Signes et témoins

Des jeunes présentent Brottier

Loïc Faucheux, spiritain


La journée " Portes Ouvertes " de la communauté des jeunes missionnaires en formation à Clamart a eu lieu le 9 mai dernier sur le thème Spiritains Hier, Aujourd’hui et Demain. A cette occasion, Loïc et ses confrères avaient choisi de présenter la figure du P. Brottier.

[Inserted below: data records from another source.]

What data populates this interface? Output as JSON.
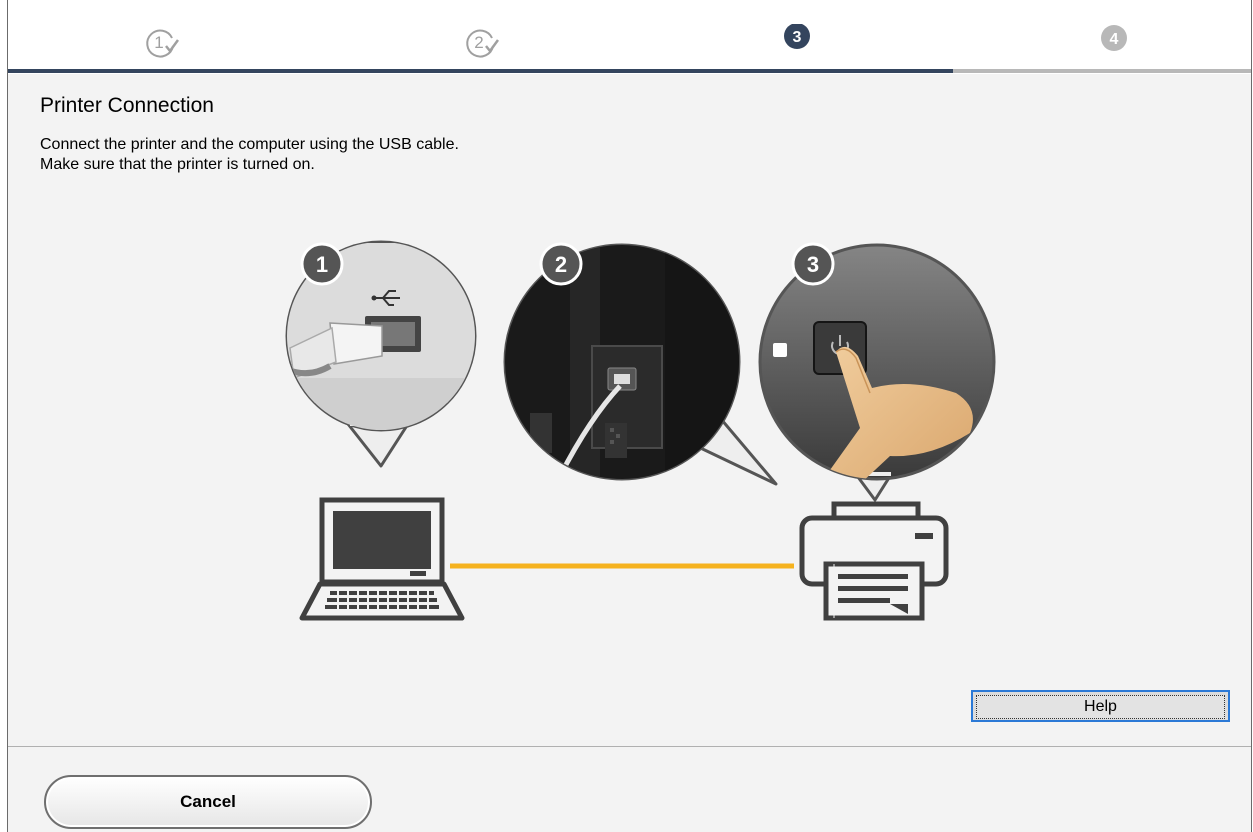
{
  "stepper": {
    "steps": [
      {
        "label": "1",
        "state": "done"
      },
      {
        "label": "2",
        "state": "done"
      },
      {
        "label": "3",
        "state": "current"
      },
      {
        "label": "4",
        "state": "pending"
      }
    ],
    "progress_fraction": 0.76
  },
  "page": {
    "title": "Printer Connection",
    "line1": "Connect the printer and the computer using the USB cable.",
    "line2": "Make sure that the printer is turned on."
  },
  "illustration": {
    "callouts": [
      "1",
      "2",
      "3"
    ],
    "cable_color": "#f5b21e"
  },
  "buttons": {
    "help_label": "Help",
    "cancel_label": "Cancel"
  },
  "colors": {
    "accent": "#34455e",
    "inactive": "#b8b8b8",
    "focus": "#2b79d6"
  }
}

Il est très facile pour chacun d’entre nous, d’associer la figure du P. Brottier à l’œuvre des Orphelins d’Auteuil ; mais il n’est pas évident de l’associer aux Missionnaires Spiritains, bien qu’il ait une grande barbe. C’est le pari que nous avons voulu réaliser par notre exposition.
Brottier est certes un spiritain d’hier, mais il demeure pour les jeunes en formation une figure dynamique pour vivre notre engagement aujourd’hui et demain. Sa figure d’hier est, de toute évidence, pleine d’entrain pour ceux qui la découvrent. C’est ce que je voudrais essayer de vous partager dans ces quelques lignes.

Un homme qui a un grand idéal !

A cinq ans il affirme à sa mère " plus tard, je ne serai ni pâtissier, ni général, je serai pape ! ". Cela aurait très bien pu être de l’orgueil mais c’est plutôt un objectif phare qu’il se fixe et qu’il atteindra à sa façon par son service des plus faibles. N’est-il pas vrai en effet que les œuvres de sa vie ont consisté à créer des liens entre les générations et entre les couches sociales. Il est bien de ceux qui ont l’envergure de bâtir des ponts. Cela se dit en latin pontifex. Son rêve est ainsi réalisé. Qu’en est-il du nôtre ? Laissons-nous réellement le temps d’exprimer nos rêves ? N’oublions-nous pas trop souvent que, pour reprendre les mots d’un poème de son amie Thérèse, nous n’avons " rien qu’aujourd’hui " pour aimer ?
Cet homme qui a grandi avec de grands projets m’invite à revisiter mes rêves et mes projets d’avenir. Etre religieux aujourd’hui, ce n’est pas forcément les abandonner, mais il s’agit aussi de commencer à les mettre en œuvre pour le bien de tous. Même si ce n’est pas là où je voudrais être actuellement que je me trouve, c’est pourtant bien là que peut se réaliser cette œuvre. Parfois aujourd’hui, il paraît difficile de s’exprimer sur l’idéal de vie que nous souhaitons. Il ne peut sans doute pas se réaliser pleinement mais il reste nécessaire pour vivre et donner le meilleur au cœur même de nos combats quotidiens.
Le Père Brottier nous donne un conseil pour vivre notre idéal qui rejoint bien le vécu de nos Pères fondateurs, Claude Poullart des Places et François Libermann : " Quand j’ai à prendre une décision importante, je prie ; je suis persuadé que Dieu m’assiste, et quand je parle, je parle réellement en sa présence. Quand vous hésitez entre deux actions, choisissez celle qui vous coûte le plus, c’est celle qui vous mènera le plus près de Dieu." Un tel conseil de prudence nous ouvre, à coup sûr, des horizons non explorés. N’est-ce pas ce que nous sommes invités à vivre comme baptisés et plus singulièrement comme missionnaires ? Encore faut-il rester à l’écoute.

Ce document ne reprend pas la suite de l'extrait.